Dopo un incoraggiante debutto, la strada dei Love sembrava promettere alla grande. L'ambizione a Lee non mancava, ma le sue qualità compositive fuori dal normale erano destinate a farlo precipitare nell'anonimato. Intanto però a Los Angeles nel 1967 succedevano grandi cose, per dirne una sola il debutto dei Doors.
Mi sembra così strano parlare di quella che ormai è una preistoria, ma il mio pensiero nasce essenzialmente dal dualismo proprio con i Doors: che cos'avevano in meno rispetto a loro, i Love?
Il lato A di Da Capo è da testi di storia del rock: alla formazione classica a 5 si aggiungono un fiatista ed un tastierista. il suono si arricchisce di sfumature ma non perde mai il proprio focus, grazie anche al miracolo delle canzoni.
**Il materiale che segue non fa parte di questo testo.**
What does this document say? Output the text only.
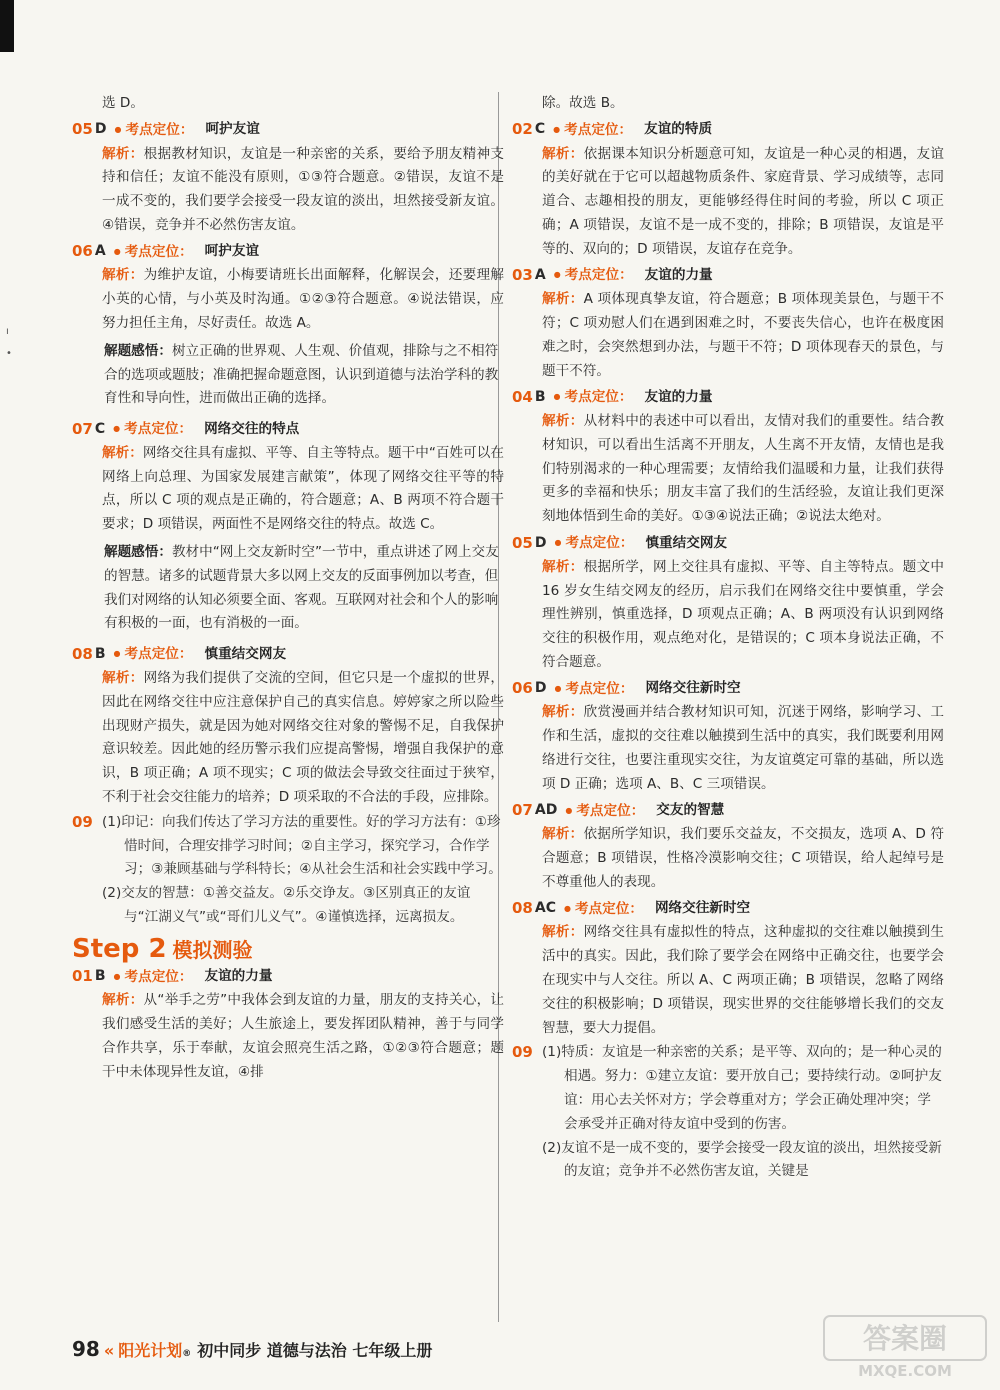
ı
•
选 D。
05 D	● 考点定位： 呵护友谊
解析：根据教材知识，友谊是一种亲密的关系，要给予朋友精神支持和信任；友谊不能没有原则，①③符合题意。②错误，友谊不是一成不变的，我们要学会接受一段友谊的淡出，坦然接受新友谊。④错误，竞争并不必然伤害友谊。
06 A	● 考点定位： 呵护友谊
解析：为维护友谊，小梅要请班长出面解释，化解误会，还要理解小英的心情，与小英及时沟通。①②③符合题意。④说法错误，应努力担任主角，尽好责任。故选 A。
解题感悟：树立正确的世界观、人生观、价值观，排除与之不相符合的选项或题肢；准确把握命题意图，认识到道德与法治学科的教育性和导向性，进而做出正确的选择。
07 C	● 考点定位： 网络交往的特点
解析：网络交往具有虚拟、平等、自主等特点。题干中“百姓可以在网络上向总理、为国家发展建言献策”，体现了网络交往平等的特点，所以 C 项的观点是正确的，符合题意；A、B 两项不符合题干要求；D 项错误，两面性不是网络交往的特点。故选 C。
解题感悟：教材中“网上交友新时空”一节中，重点讲述了网上交友的智慧。诸多的试题背景大多以网上交友的反面事例加以考查，但我们对网络的认知必须要全面、客观。互联网对社会和个人的影响有积极的一面，也有消极的一面。
08 B	● 考点定位： 慎重结交网友
解析：网络为我们提供了交流的空间，但它只是一个虚拟的世界，因此在网络交往中应注意保护自己的真实信息。婷婷家之所以险些出现财产损失，就是因为她对网络交往对象的警惕不足，自我保护意识较差。因此她的经历警示我们应提高警惕，增强自我保护的意识，B 项正确；A 项不现实；C 项的做法会导致交往面过于狭窄，不利于社会交往能力的培养；D 项采取的不合法的手段，应排除。
09 (1)印记：向我们传达了学习方法的重要性。好的学习方法有：①珍惜时间，合理安排学习时间；②自主学习，探究学习，合作学习；③兼顾基础与学科特长；④从社会生活和社会实践中学习。

(2)交友的智慧：①善交益友。②乐交诤友。③区别真正的友谊与“江湖义气”或“哥们儿义气”。④谨慎选择，远离损友。

Step 2 模拟测验
01 B	● 考点定位： 友谊的力量
解析：从“举手之劳”中我体会到友谊的力量，朋友的支持关心，让我们感受生活的美好；人生旅途上，要发挥团队精神，善于与同学合作共享，乐于奉献，友谊会照亮生活之路，①②③符合题意；题干中未体现异性友谊，④排
除。故选 B。
02 C	● 考点定位： 友谊的特质
解析：依据课本知识分析题意可知，友谊是一种心灵的相遇，友谊的美好就在于它可以超越物质条件、家庭背景、学习成绩等，志同道合、志趣相投的朋友，更能够经得住时间的考验，所以 C 项正确；A 项错误，友谊不是一成不变的，排除；B 项错误，友谊是平等的、双向的；D 项错误，友谊存在竞争。
03 A	● 考点定位： 友谊的力量
解析：A 项体现真挚友谊，符合题意；B 项体现美景色，与题干不符；C 项劝慰人们在遇到困难之时，不要丧失信心，也许在极度困难之时，会突然想到办法，与题干不符；D 项体现春天的景色，与题干不符。
04 B	● 考点定位： 友谊的力量
解析：从材料中的表述中可以看出，友情对我们的重要性。结合教材知识，可以看出生活离不开朋友，人生离不开友情，友情也是我们特别渴求的一种心理需要；友情给我们温暖和力量，让我们获得更多的幸福和快乐；朋友丰富了我们的生活经验，友谊让我们更深刻地体悟到生命的美好。①③④说法正确；②说法太绝对。
05 D	● 考点定位： 慎重结交网友
解析：根据所学，网上交往具有虚拟、平等、自主等特点。题文中 16 岁女生结交网友的经历，启示我们在网络交往中要慎重，学会理性辨别，慎重选择，D 项观点正确；A、B 两项没有认识到网络交往的积极作用，观点绝对化，是错误的；C 项本身说法正确，不符合题意。
06 D	● 考点定位： 网络交往新时空
解析：欣赏漫画并结合教材知识可知，沉迷于网络，影响学习、工作和生活，虚拟的交往难以触摸到生活中的真实，我们既要利用网络进行交往，也要注重现实交往，为友谊奠定可靠的基础，所以选项 D 正确；选项 A、B、C 三项错误。
07 AD	● 考点定位： 交友的智慧
解析：依据所学知识，我们要乐交益友，不交损友，选项 A、D 符合题意；B 项错误，性格冷漠影响交往；C 项错误，给人起绰号是不尊重他人的表现。
08 AC	● 考点定位： 网络交往新时空
解析：网络交往具有虚拟性的特点，这种虚拟的交往难以触摸到生活中的真实。因此，我们除了要学会在网络中正确交往，也要学会在现实中与人交往。所以 A、C 两项正确；B 项错误，忽略了网络交往的积极影响；D 项错误，现实世界的交往能够增长我们的交友智慧，要大力提倡。
09 (1)特质：友谊是一种亲密的关系；是平等、双向的；是一种心灵的相遇。努力：①建立友谊：要开放自己；要持续行动。②呵护友谊：用心去关怀对方；学会尊重对方；学会正确处理冲突；学会承受并正确对待友谊中受到的伤害。

(2)友谊不是一成不变的，要学会接受一段友谊的淡出，坦然接受新的友谊；竞争并不必然伤害友谊，关键是

98 « 阳光计划$_®$ 初中同步 道德与法治 七年级上册	答案圈
MXQE.COM
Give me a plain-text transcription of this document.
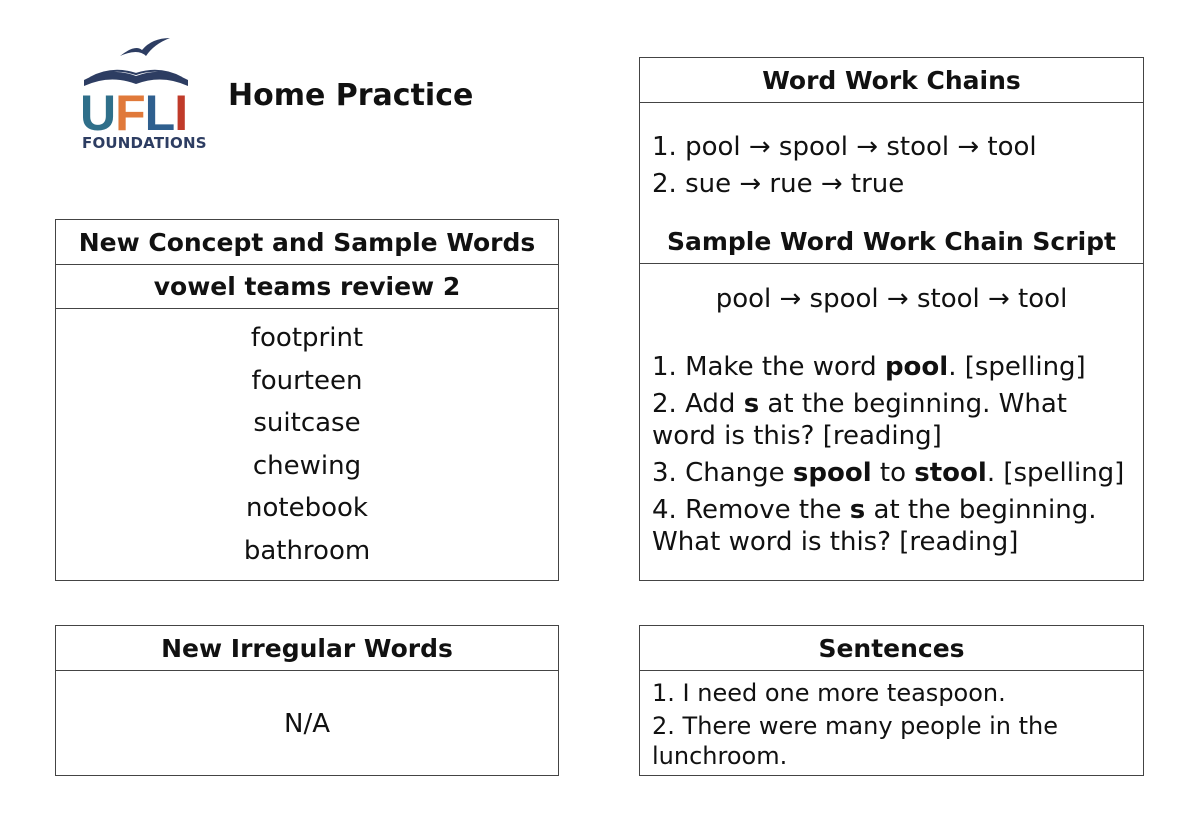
UFLI
FOUNDATIONS
Home Practice
New Concept and Sample Words
vowel teams review 2
footprint
fourteen
suitcase
chewing
notebook
bathroom
New Irregular Words
N/A
Word Work Chains
1. pool → spool → stool → tool
2. sue → rue → true
Sample Word Work Chain Script
pool → spool → stool → tool
1. Make the word pool. [spelling]
2. Add s at the beginning. What
word is this? [reading]
3. Change spool to stool. [spelling]
4. Remove the s at the beginning.
What word is this? [reading]
Sentences
1. I need one more teaspoon.
2. There were many people in the
lunchroom.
Per l'impeto psicotico-progressivo di Stephanie knows who c'è la meravigliosa delicatezza di Orange skies (firmata dal vice Macclean, un talento in pieno gregariato), alla frizzante e serena aria di Que vida segue la super-super-storica 7 and 7 is, anthem supersonico che si dice esser proto-punk. 
Non c'è tempo di fermarsi su un tema, restarne folgorati e si gira drasticamente pagina. Il tema acustico elaborato di The Castle è un altro campione dell'intimismo barocco di Lee, a cui segue la commovente She comes in colors, e well well well well, stratosfera.
Per il lato B, beh, non conosco bene la biografia del gruppo ma con la mia fantasia potrei dire che forse l'Elektra stesse mettendo fretta e non c'era abbastanza materiale, così Revelation (jam blues-garage monotematica di 19 minuti senza arte nè parte) purtroppo finisce per essere un riempitivo che non c'entra proprio niente con la classe e la grazia precedentemente sfoggiate.
Ma non si dice peccato, in questo caso. Nulla può scalfire.

sabato 2 marzo 2013

Lotus Eaters - Wurmwulv (2007)

Sì, è vero che c'è un limite a tutto e forse O'Malley e Plotkin l'hanno superato, ma quanto coraggio e voglia di sperimentare che c'è nei loro progetti.
Lotus Eaters, che probabilmente si è fermato con questo ultimo parto, è l'espressione dark-ambient dei due,  assieme ad un altro abitueè, Turner degli Isis. Tre tracce senza titolo che ereditano testimonianze di un lontano industrial esoterico. Soltanto 30 minuti per la prima, che nella prima metà propone un mesto festival di  percussioni di fortuna e drones acuti: affiora il ricordo di Organum di fine anni '80.
Passato lo sferragliare, restano i sinistrissimi ronzii di allucinazione collettiva. Durissimo.
La seconda, soltanto 5 minuti, è appena percettibile fino a quando, al terzo minuto, scoppia un arcobaleno di  suoni e colori, come se un coro di cornamuse stessero intonando la stessa nota all'infinito (e pare giustificare la presenza dell'accordion che O'Malley tiene in mano nella foto).
Il quarto d'ora della terza, infine, sembra stabilire un parallelo con l'Oren Ambarchi più ermetico, ma in una veste violentemente repressa. Il finale di organo minimale e voce manipolata lascia con un quieto interrogativo: dove mi trovo?